The Speaking Tributaries project is the work of artists Ana Labastida, Jesus Landin-Torrez, Kate Lee Short and Sadie Harmon. Ana Labastida’s practice spans site-specific installation, social practice, mixed media sculpture and projection. Jesus Landin-Torrez III is a multi-disciplinary, time-based artist who explores ideas of ritualistic practice and intimacy around memory and death. Kate Lee Short’s work weaves together space, light, sound, and objects to challenge the viewer to be the ultimate arbiter of their experience.Sadie Harmon’s recent work examines the ways in which social, architectural and linguistic change relate to aging and death.

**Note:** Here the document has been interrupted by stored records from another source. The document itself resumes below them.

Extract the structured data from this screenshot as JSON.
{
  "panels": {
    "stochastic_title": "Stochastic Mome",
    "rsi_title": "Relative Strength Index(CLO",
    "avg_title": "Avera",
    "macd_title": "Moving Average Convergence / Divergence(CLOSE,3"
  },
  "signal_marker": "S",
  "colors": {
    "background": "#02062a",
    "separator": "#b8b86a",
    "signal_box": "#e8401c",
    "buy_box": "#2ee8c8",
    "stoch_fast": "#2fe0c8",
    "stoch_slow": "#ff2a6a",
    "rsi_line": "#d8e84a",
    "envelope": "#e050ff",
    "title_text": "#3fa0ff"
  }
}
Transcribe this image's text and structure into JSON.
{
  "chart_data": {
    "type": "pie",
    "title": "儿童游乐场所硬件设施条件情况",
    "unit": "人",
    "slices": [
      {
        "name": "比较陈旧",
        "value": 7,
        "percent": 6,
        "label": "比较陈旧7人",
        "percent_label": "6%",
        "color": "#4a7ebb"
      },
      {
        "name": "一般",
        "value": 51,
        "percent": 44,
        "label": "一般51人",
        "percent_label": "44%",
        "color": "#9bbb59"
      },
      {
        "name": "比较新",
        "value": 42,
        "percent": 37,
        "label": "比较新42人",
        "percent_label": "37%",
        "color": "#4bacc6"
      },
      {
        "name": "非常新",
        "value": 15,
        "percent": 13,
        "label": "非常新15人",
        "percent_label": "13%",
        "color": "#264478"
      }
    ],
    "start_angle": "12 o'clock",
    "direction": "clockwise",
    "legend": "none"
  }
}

Edward Schocker is a composer and performer who creates music with made/found materials and alternate tuning systems. He holds an M.A. in composition from Mills College, where he studied with Pauline Oliveros, Alvin Curran, and independently with Lou Harrison. At Mills, Edward founded The Music For People & Thingamajigs Festival, an annual event in The Bay Area devoted to unusual instruments and tunings. He was an artist-in-residence at the European Dance Development Center in Düsseldorf where he took part in and conducted workshops in instrument building. Edward’s select residencies and commissions include Stanford Lively Arts with Brenton Cheng, and Youkobo Art Space in Tokyo. In 2006 he was awarded The NEA/Japan-U.S. Friendship Commission Fellowship to research Japanese musical instruments and tuning systems, and in 2010 received a 6-month residency at the Headlands Center for the Arts. Currently, Edward is an ensemble member of the Thingamajigs Performance Group, creating works in a group process with Dylan Bolles, Suki O’Kane and Zachary Watkins. The group recently completed a summer-long residency at the Berkeley Art Museum and Pacific Film Archive.